The opening ceremony is a routine all students from preschool to sixth grade partake in to begin each school day in the church/school parking lot. Standing alongside the flagpole, they recite the Pledge of Allegiance to Old Glory and Christian flags; hear fellow students recite Bible verses, famous speeches and/or poetry; pray the Lord’s Prayer; recite Latin greetings; and lift up those celebrating birthdays in song.
It’s a simple ceremony, to be sure — but for all it encompasses, it has become something students say they look forward to sharing each morning. Standing shoulder to shoulder with classmates facing fields of crops evokes a unifying spirit that Principal Sara Nielsen calls the perfect way to start the school day.
“Doing the pledges together and having students recite Bible verses, saying the Lord’s Prayer and speaking in Latin, I can’t think of a better way to begin the day,” Nielsen said. “We love it. The teachers are really happy with how it’s going, and the parents are really pleased and excited to come watch their children.”
The school’s education model and opening ceremony format are borrowed from Hillsdale Academy in Michigan, which has become the model for Zion’s program. Staff from Zion visited the academy during the summer months to shadow the program and pick up pointers for its own fledgling program, which entered its third year of adoption in 2021 at the longtime Hastings Christian school.
“We’re going back to our roots, so to speak,” Nielsen said. “This is education the way children were educated 100-plus years before all this educational reform started happening.”
John Andrew Haygood was homeschooled through fourth grade before enrolling at Zion. Now a sixth-grader, the son of Grace Life Church pastor Chadwick and Meredeth Haygood says he has grown to appreciate the shared educational experience he now enjoys and how the opening ceremony encompasses those things he enjoys most at the academy.
“I’m really happy that it’s a classical and Christian education,” he said. “I think those two things go really good together.
“Doing the opening ceremony with the whole school, it feels like we’re all in it together. We come outside and we’re kind of waking up, and it’s like, “OK, it’s school time.’ Another reason they do it outside is we get to see God’s creation and everything that he has made.”
Second-grader Nash Maendele said he likes how the opening ceremony puts God first to start the day.
“I like God,” he said.
Already Nash is looking forward to delivering his first recitation in front of the school on Oct. 13.
“The fun part about it is that it is on a field trip day to the pumpkin patch, so I’m going to do it in front of a lot more people,” he said.
Third-grader Claire Peterson wore a headset audio microphone to deliver her recitation on looking to heavens during the Sept. 16 opening ceremony.
“It was hard,” she said. “It took me a few weeks to memorize the whole thing.

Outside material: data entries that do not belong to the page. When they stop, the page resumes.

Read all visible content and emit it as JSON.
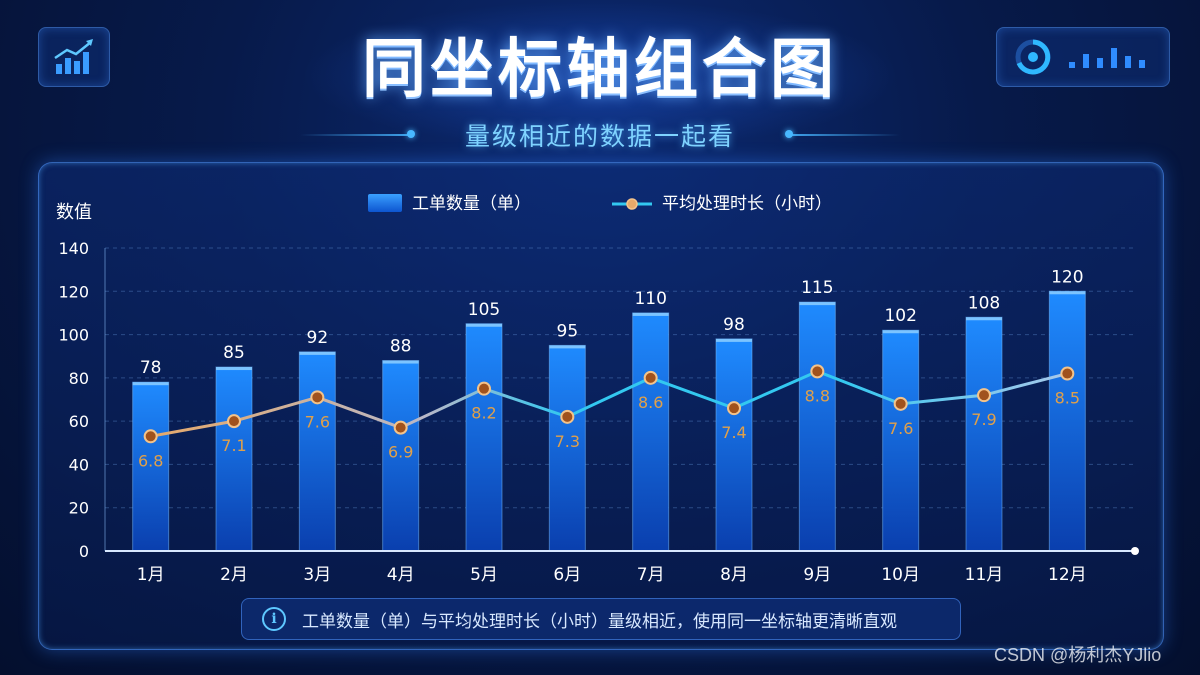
{
  "title": "同坐标轴组合图",
  "subtitle": "量级相近的数据一起看",
  "note": "工单数量（单）与平均处理时长（小时）量级相近，使用同一坐标轴更清晰直观",
  "watermark": "CSDN @杨利杰YJlio",
  "colors": {
    "bar": "#1a7dff",
    "line_start": "#e6a96a",
    "line_mid": "#33c8f0",
    "point_fill": "#a0521d",
    "point_stroke": "#f4c38a",
    "line_label": "#e0a04a"
  },
  "chart_data": {
    "type": "bar",
    "ylabel": "数值",
    "ylim": [
      0,
      140
    ],
    "yticks": [
      "0",
      "20",
      "40",
      "60",
      "80",
      "100",
      "120",
      "140"
    ],
    "categories": [
      "1月",
      "2月",
      "3月",
      "4月",
      "5月",
      "6月",
      "7月",
      "8月",
      "9月",
      "10月",
      "11月",
      "12月"
    ],
    "legend_position": "top-center",
    "grid": true,
    "series": [
      {
        "name": "工单数量（单）",
        "type": "bar",
        "values": [
          78,
          85,
          92,
          88,
          105,
          95,
          110,
          98,
          115,
          102,
          108,
          120
        ],
        "labels": [
          "78",
          "85",
          "92",
          "88",
          "105",
          "95",
          "110",
          "98",
          "115",
          "102",
          "108",
          "120"
        ]
      },
      {
        "name": "平均处理时长（小时）",
        "type": "line",
        "values": [
          6.8,
          7.1,
          7.6,
          6.9,
          8.2,
          7.3,
          8.6,
          7.4,
          8.8,
          7.6,
          7.9,
          8.5
        ],
        "labels": [
          "6.8",
          "7.1",
          "7.6",
          "6.9",
          "8.2",
          "7.3",
          "8.6",
          "7.4",
          "8.8",
          "7.6",
          "7.9",
          "8.5"
        ],
        "plotted_on_axis": [
          53,
          60,
          71,
          57,
          75,
          62,
          80,
          66,
          83,
          68,
          72,
          82
        ]
      }
    ]
  }
}
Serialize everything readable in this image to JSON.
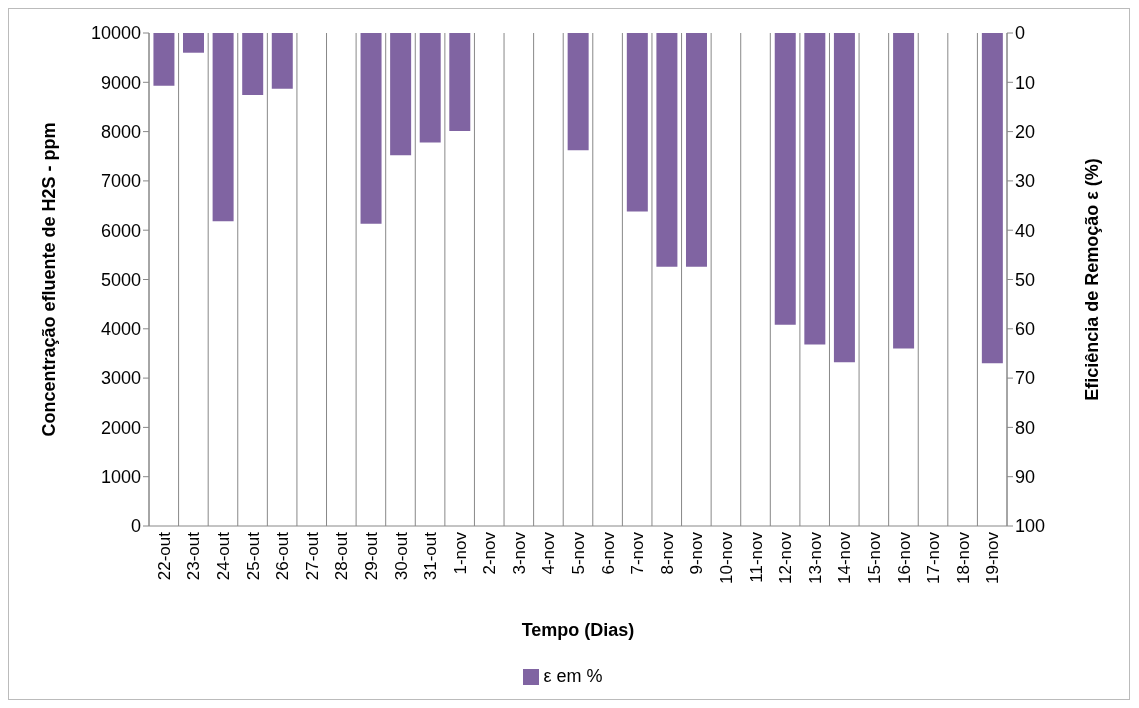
{
  "chart_data": {
    "type": "bar",
    "xlabel": "Tempo (Dias)",
    "ylabel": "Concentração efluente de H2S - ppm",
    "y2label": "Eficiência de Remoção ε (%)",
    "categories": [
      "22-out",
      "23-out",
      "24-out",
      "25-out",
      "26-out",
      "27-out",
      "28-out",
      "29-out",
      "30-out",
      "31-out",
      "1-nov",
      "2-nov",
      "3-nov",
      "4-nov",
      "5-nov",
      "6-nov",
      "7-nov",
      "8-nov",
      "9-nov",
      "10-nov",
      "11-nov",
      "12-nov",
      "13-nov",
      "14-nov",
      "15-nov",
      "16-nov",
      "17-nov",
      "18-nov",
      "19-nov"
    ],
    "series": [
      {
        "name": "ε em %",
        "color": "#8064a2",
        "axis": "y2",
        "values": [
          10.7,
          4,
          38.2,
          12.6,
          11.3,
          null,
          null,
          38.7,
          24.8,
          22.2,
          19.9,
          null,
          null,
          null,
          23.8,
          null,
          36.2,
          47.4,
          47.4,
          null,
          null,
          59.2,
          63.2,
          66.8,
          null,
          64,
          null,
          null,
          67
        ]
      }
    ],
    "ylim": [
      0,
      10000
    ],
    "yticks": [
      0,
      1000,
      2000,
      3000,
      4000,
      5000,
      6000,
      7000,
      8000,
      9000,
      10000
    ],
    "y2lim": [
      100,
      0
    ],
    "y2ticks": [
      0,
      10,
      20,
      30,
      40,
      50,
      60,
      70,
      80,
      90,
      100
    ],
    "grid": "x",
    "legend": "bottom"
  }
}
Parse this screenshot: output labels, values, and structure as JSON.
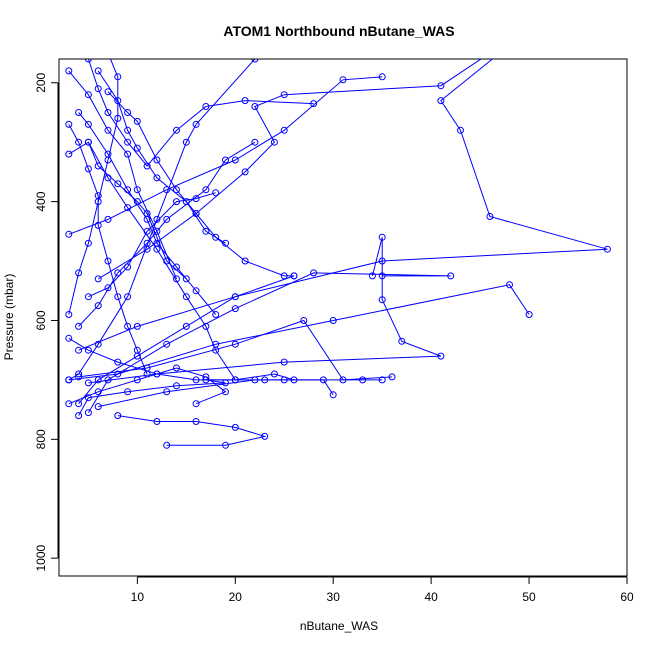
{
  "chart_data": {
    "type": "line",
    "title": "ATOM1 Northbound nButane_WAS",
    "xlabel": "nButane_WAS",
    "ylabel": "Pressure (mbar)",
    "xlim": [
      2,
      60
    ],
    "ylim": [
      1030,
      160
    ],
    "y_reversed": true,
    "x_ticks": [
      10,
      20,
      30,
      40,
      50,
      60
    ],
    "y_ticks": [
      200,
      400,
      600,
      800,
      1000
    ],
    "grid": false,
    "legend": "none",
    "color": "#0000ff",
    "marker": "open-circle",
    "series": [
      {
        "values": [
          [
            3,
            590
          ],
          [
            4,
            520
          ],
          [
            5,
            470
          ],
          [
            6,
            400
          ],
          [
            7,
            330
          ],
          [
            8,
            260
          ],
          [
            8,
            190
          ],
          [
            7,
            150
          ]
        ]
      },
      {
        "values": [
          [
            3,
            700
          ],
          [
            4,
            690
          ],
          [
            6,
            640
          ],
          [
            9,
            560
          ],
          [
            12,
            430
          ],
          [
            15,
            300
          ],
          [
            16,
            270
          ],
          [
            22,
            160
          ]
        ]
      },
      {
        "values": [
          [
            4,
            740
          ],
          [
            6,
            700
          ],
          [
            10,
            660
          ],
          [
            15,
            610
          ],
          [
            20,
            560
          ],
          [
            26,
            525
          ]
        ]
      },
      {
        "values": [
          [
            5,
            755
          ],
          [
            7,
            700
          ],
          [
            13,
            640
          ],
          [
            20,
            580
          ],
          [
            28,
            520
          ],
          [
            42,
            525
          ],
          [
            35,
            525
          ]
        ]
      },
      {
        "values": [
          [
            3,
            700
          ],
          [
            8,
            690
          ],
          [
            18,
            640
          ],
          [
            30,
            600
          ],
          [
            48,
            540
          ],
          [
            50,
            590
          ]
        ]
      },
      {
        "values": [
          [
            4,
            650
          ],
          [
            10,
            610
          ],
          [
            20,
            560
          ],
          [
            35,
            500
          ],
          [
            58,
            480
          ],
          [
            46,
            425
          ],
          [
            43,
            280
          ],
          [
            41,
            230
          ],
          [
            47,
            150
          ]
        ]
      },
      {
        "values": [
          [
            5,
            705
          ],
          [
            12,
            690
          ],
          [
            25,
            670
          ],
          [
            41,
            660
          ],
          [
            37,
            635
          ],
          [
            35,
            565
          ],
          [
            35,
            460
          ],
          [
            34,
            525
          ]
        ]
      },
      {
        "values": [
          [
            6,
            745
          ],
          [
            13,
            720
          ],
          [
            22,
            700
          ],
          [
            25,
            700
          ],
          [
            33,
            700
          ],
          [
            35,
            700
          ]
        ]
      },
      {
        "values": [
          [
            4,
            695
          ],
          [
            11,
            680
          ],
          [
            20,
            640
          ],
          [
            27,
            600
          ],
          [
            31,
            700
          ],
          [
            36,
            695
          ]
        ]
      },
      {
        "values": [
          [
            3,
            455
          ],
          [
            7,
            430
          ],
          [
            13,
            380
          ],
          [
            20,
            330
          ],
          [
            25,
            280
          ],
          [
            31,
            195
          ],
          [
            35,
            190
          ]
        ]
      },
      {
        "values": [
          [
            6,
            530
          ],
          [
            11,
            480
          ],
          [
            16,
            420
          ],
          [
            21,
            350
          ],
          [
            24,
            300
          ],
          [
            22,
            240
          ],
          [
            25,
            220
          ],
          [
            41,
            205
          ],
          [
            46,
            150
          ]
        ]
      },
      {
        "values": [
          [
            3,
            180
          ],
          [
            5,
            220
          ],
          [
            7,
            280
          ],
          [
            9,
            320
          ],
          [
            10,
            380
          ],
          [
            12,
            450
          ],
          [
            14,
            530
          ]
        ]
      },
      {
        "values": [
          [
            8,
            760
          ],
          [
            12,
            770
          ],
          [
            16,
            770
          ],
          [
            20,
            780
          ],
          [
            23,
            795
          ],
          [
            19,
            810
          ],
          [
            13,
            810
          ]
        ]
      },
      {
        "values": [
          [
            5,
            300
          ],
          [
            7,
            360
          ],
          [
            9,
            410
          ],
          [
            12,
            480
          ],
          [
            15,
            560
          ],
          [
            17,
            610
          ],
          [
            18,
            650
          ],
          [
            20,
            700
          ]
        ]
      },
      {
        "values": [
          [
            7,
            215
          ],
          [
            9,
            250
          ],
          [
            10,
            265
          ],
          [
            12,
            330
          ],
          [
            14,
            380
          ],
          [
            16,
            420
          ],
          [
            18,
            460
          ],
          [
            21,
            500
          ],
          [
            25,
            525
          ],
          [
            26,
            525
          ]
        ]
      },
      {
        "values": [
          [
            4,
            760
          ],
          [
            5,
            730
          ],
          [
            9,
            720
          ],
          [
            14,
            710
          ],
          [
            19,
            705
          ],
          [
            17,
            700
          ],
          [
            23,
            700
          ],
          [
            29,
            700
          ],
          [
            30,
            725
          ]
        ]
      },
      {
        "values": [
          [
            3,
            270
          ],
          [
            4,
            300
          ],
          [
            5,
            345
          ],
          [
            6,
            390
          ],
          [
            6,
            440
          ],
          [
            7,
            500
          ],
          [
            8,
            560
          ],
          [
            9,
            610
          ],
          [
            10,
            650
          ],
          [
            11,
            690
          ]
        ]
      },
      {
        "values": [
          [
            5,
            160
          ],
          [
            6,
            210
          ],
          [
            7,
            250
          ],
          [
            9,
            300
          ],
          [
            11,
            340
          ],
          [
            14,
            280
          ],
          [
            17,
            240
          ],
          [
            21,
            230
          ],
          [
            28,
            235
          ]
        ]
      },
      {
        "values": [
          [
            3,
            740
          ],
          [
            6,
            720
          ],
          [
            10,
            700
          ],
          [
            14,
            680
          ],
          [
            17,
            695
          ],
          [
            19,
            720
          ],
          [
            16,
            740
          ]
        ]
      },
      {
        "values": [
          [
            4,
            610
          ],
          [
            6,
            575
          ],
          [
            8,
            520
          ],
          [
            11,
            470
          ],
          [
            13,
            430
          ],
          [
            17,
            380
          ],
          [
            19,
            330
          ],
          [
            22,
            300
          ]
        ]
      },
      {
        "values": [
          [
            5,
            560
          ],
          [
            7,
            545
          ],
          [
            9,
            510
          ],
          [
            11,
            450
          ],
          [
            14,
            400
          ],
          [
            16,
            395
          ],
          [
            18,
            385
          ]
        ]
      },
      {
        "values": [
          [
            3,
            320
          ],
          [
            5,
            300
          ],
          [
            6,
            340
          ],
          [
            8,
            370
          ],
          [
            10,
            400
          ],
          [
            11,
            420
          ],
          [
            13,
            500
          ],
          [
            15,
            530
          ]
        ]
      },
      {
        "values": [
          [
            6,
            180
          ],
          [
            8,
            230
          ],
          [
            9,
            280
          ],
          [
            10,
            310
          ],
          [
            12,
            360
          ],
          [
            15,
            400
          ],
          [
            17,
            450
          ],
          [
            19,
            470
          ]
        ]
      },
      {
        "values": [
          [
            3,
            630
          ],
          [
            5,
            650
          ],
          [
            8,
            670
          ],
          [
            12,
            690
          ],
          [
            16,
            700
          ],
          [
            20,
            700
          ],
          [
            24,
            690
          ],
          [
            26,
            700
          ]
        ]
      },
      {
        "values": [
          [
            4,
            250
          ],
          [
            5,
            270
          ],
          [
            7,
            320
          ],
          [
            9,
            380
          ],
          [
            11,
            430
          ],
          [
            12,
            470
          ],
          [
            14,
            510
          ],
          [
            16,
            550
          ],
          [
            18,
            590
          ]
        ]
      }
    ]
  }
}
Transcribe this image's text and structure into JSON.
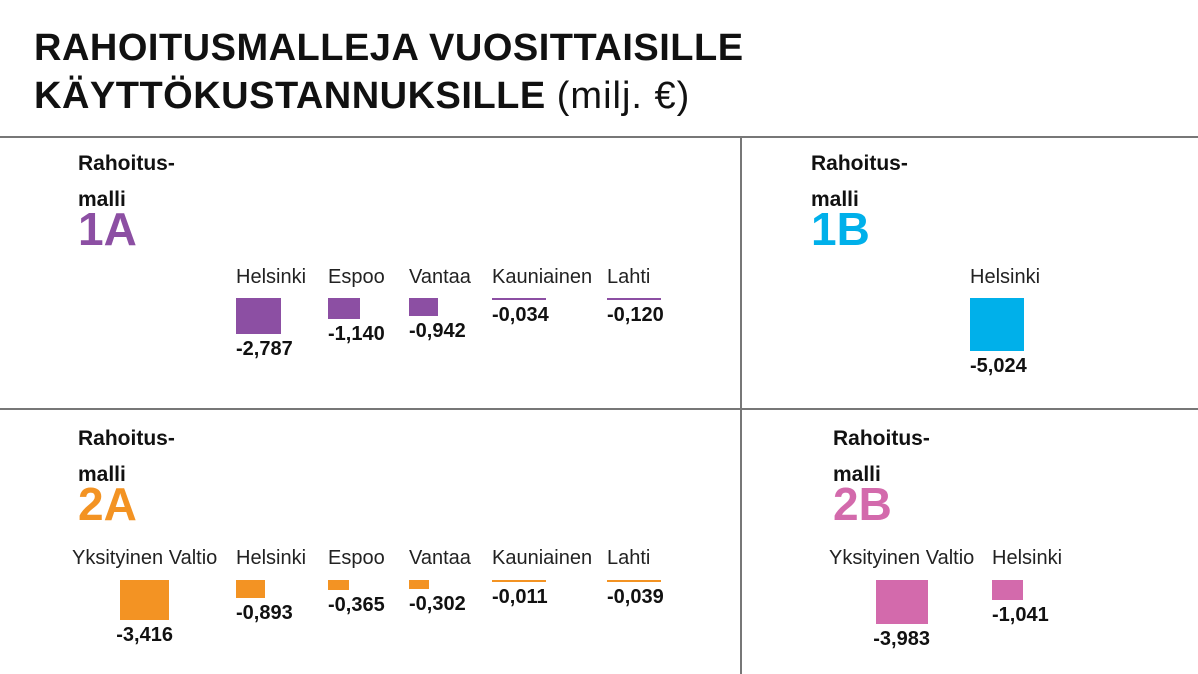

It felt like it went well. My face kinda got red. I felt it.”
A former student at Adams Central, Claire said she likes some of the notable program additions at Zion, including the opening ceremony.
“I like that it has Latin and that we get to learn about God and have chapel,” she said. “I like doing the Pledge of Allegiance because we don’t just do the regular one, we do one about the cross and Jesus.”
Fourth-grader Olivia Ablott said she likes starting the day beside the flagpole each morning.
“It’s a really good way to start your day,” she said. “I like that you can learn with your friends. It’s just really fun.”